Billions of people are set to tune into Monday's NFL Super Bowl at NRG Stadium in Houston, watching in awe as some of the most skilled athletes in the world do battle in the annual extravaganza.
But for some, it will not be a celebration, rather a stark reminder of what could have been.
Only one per cent of college footballers get drafted into the NFL and for many who miss out this is the end of their sporting dreams.
That equates to thousands of skilled footballers left to find a new career path, and according to Boston Thirteens head coach Robin Peers, this is something NRL clubs should take advantage of.
Peers knows his rugby league, playing a club record 218 games for English professional side Gateshead Thunder before moving to the USA to take up coaching.
He now works with former NRL star Dustin Cooper, brother of North Queensland Cowboys enforcer Gavin, with the two coaching Boston in the USARL competition.
Peers has seen and coached his fair share of college athletes since moving to the USA and he is of the belief that many would be able to make it in the NRL.
"Less than 300 people get drafted to the NFL every year. That is a lot of talent that misses out," Peers told NRL.com.
"You'd probably have over 100 college football programs and the majority of the players from these programs miss out on making it to the big time.
"If NRL clubs can somehow tap into these athletes then they will reap the benefits.
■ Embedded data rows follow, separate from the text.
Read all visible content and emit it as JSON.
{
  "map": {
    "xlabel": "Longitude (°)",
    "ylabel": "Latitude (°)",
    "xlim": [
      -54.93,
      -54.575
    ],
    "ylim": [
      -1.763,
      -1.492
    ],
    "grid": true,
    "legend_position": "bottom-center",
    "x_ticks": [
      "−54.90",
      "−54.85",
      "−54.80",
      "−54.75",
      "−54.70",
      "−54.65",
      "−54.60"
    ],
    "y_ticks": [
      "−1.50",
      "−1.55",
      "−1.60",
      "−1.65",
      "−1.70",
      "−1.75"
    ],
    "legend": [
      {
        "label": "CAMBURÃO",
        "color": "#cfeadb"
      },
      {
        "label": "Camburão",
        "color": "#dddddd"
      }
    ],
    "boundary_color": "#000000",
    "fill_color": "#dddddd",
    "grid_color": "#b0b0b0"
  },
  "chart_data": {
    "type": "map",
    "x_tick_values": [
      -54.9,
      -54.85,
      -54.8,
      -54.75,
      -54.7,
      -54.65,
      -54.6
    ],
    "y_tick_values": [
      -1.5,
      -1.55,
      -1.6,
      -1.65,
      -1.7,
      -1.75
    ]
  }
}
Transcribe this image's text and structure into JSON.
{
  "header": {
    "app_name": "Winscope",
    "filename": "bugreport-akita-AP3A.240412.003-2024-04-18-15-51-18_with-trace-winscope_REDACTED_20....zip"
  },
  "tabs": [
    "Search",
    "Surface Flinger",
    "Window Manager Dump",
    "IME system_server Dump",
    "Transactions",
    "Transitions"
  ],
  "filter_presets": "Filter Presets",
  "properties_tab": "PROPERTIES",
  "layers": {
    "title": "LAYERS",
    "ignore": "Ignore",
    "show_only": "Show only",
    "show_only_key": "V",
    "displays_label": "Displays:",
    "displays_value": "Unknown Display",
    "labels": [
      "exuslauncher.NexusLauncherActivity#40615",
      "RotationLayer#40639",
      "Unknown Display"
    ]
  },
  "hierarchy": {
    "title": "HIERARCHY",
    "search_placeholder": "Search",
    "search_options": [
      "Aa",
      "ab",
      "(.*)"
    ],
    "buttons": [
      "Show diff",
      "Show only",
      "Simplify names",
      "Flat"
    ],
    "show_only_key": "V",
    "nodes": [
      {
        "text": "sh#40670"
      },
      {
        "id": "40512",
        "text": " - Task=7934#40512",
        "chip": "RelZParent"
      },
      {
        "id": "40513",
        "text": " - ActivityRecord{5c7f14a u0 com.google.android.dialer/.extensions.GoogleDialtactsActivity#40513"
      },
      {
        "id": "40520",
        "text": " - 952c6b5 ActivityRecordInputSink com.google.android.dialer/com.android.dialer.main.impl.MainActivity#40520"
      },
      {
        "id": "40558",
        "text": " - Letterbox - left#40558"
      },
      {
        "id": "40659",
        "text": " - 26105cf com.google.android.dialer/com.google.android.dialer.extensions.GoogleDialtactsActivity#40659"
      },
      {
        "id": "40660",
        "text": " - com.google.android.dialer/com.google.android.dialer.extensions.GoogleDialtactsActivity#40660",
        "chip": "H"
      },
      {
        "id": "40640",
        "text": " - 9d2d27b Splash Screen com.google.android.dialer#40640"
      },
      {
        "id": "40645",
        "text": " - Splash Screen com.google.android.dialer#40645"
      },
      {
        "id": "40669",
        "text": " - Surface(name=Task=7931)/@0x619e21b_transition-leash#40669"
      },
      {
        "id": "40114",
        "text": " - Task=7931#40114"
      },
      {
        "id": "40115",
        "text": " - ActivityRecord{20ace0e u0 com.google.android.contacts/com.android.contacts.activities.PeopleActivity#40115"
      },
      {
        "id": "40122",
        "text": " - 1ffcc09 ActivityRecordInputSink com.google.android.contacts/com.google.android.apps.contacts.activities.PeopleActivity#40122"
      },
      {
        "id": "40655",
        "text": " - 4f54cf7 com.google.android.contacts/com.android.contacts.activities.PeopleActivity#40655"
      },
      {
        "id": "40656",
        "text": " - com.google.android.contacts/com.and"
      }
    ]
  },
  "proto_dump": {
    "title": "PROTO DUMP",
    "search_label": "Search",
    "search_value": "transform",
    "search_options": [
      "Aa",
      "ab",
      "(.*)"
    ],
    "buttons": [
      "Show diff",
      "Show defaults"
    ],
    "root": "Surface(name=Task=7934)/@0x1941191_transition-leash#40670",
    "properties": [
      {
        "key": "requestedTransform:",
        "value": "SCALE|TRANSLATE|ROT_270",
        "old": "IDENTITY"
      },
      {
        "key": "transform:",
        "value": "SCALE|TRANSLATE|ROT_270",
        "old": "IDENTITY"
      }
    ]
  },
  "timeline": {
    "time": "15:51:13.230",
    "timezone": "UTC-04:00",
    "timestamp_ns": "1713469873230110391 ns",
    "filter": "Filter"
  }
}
"It will obviously take time for these athletes to adjust to a new game, but I've found that the majority are very coachable.
"They've been coached since they were five or six years old so they are willing to learn and adapt to the different skill sets that rugby league has compared to gridiron."
This willingness to learn is something that overseas rugby league sides are already utilising, with newly established League 1 side Toronto Wolfpack doing their best to track down the best of the best.
Wolfpack leading the way
Home to Parramatta Eels 201-game veteran FuiFui Moimoi, Toronto have been determined to form the best squad possible for their campaign.
"The Wolfpack is a newly formed Canadian professional rugby league club and they've already shown initiative beyond their years," Peers said.
"The club is the first of its kind in Canada and they will now play in the League 1 competition based in England. They will be very competitive as well.
"When the club first came about they were smart and knew about the large amount of talent that misses out on the NFL.
"The coaching staff travelled across Canada and North American to find this talent and it worked for them, with a couple of former college football players making it through to the trial squad.
"A number of NRL clubs could definitely learn from this. It's a country worth exploring and I'm sure if they came over here in the off-season they'd find some very gifted footballers."
Interestingly, a venture like this would not be a first, with the Newtown Jets shocking the sporting world four decades ago by signing Manfred Moore from the NFL.
To this day Moore remains the only man in history to score an NFL touchdown and an NRL try.
The former Newtown Winger played NFL for the San Francisco 49ers, Tampa Bay Buccaneers, Oakland Raiders and Minnesota Vikings.
Fresh off a Super Bowl appearance for the Raiders, Moore made history when he ditched the helmet and moved to Australia to play for the Jets in the 1977 NSWRL competition.
Although only managing four games in the top division, Moore remains proof that gridiron players do have what it takes to make it in the NRL – they just need the opportunity.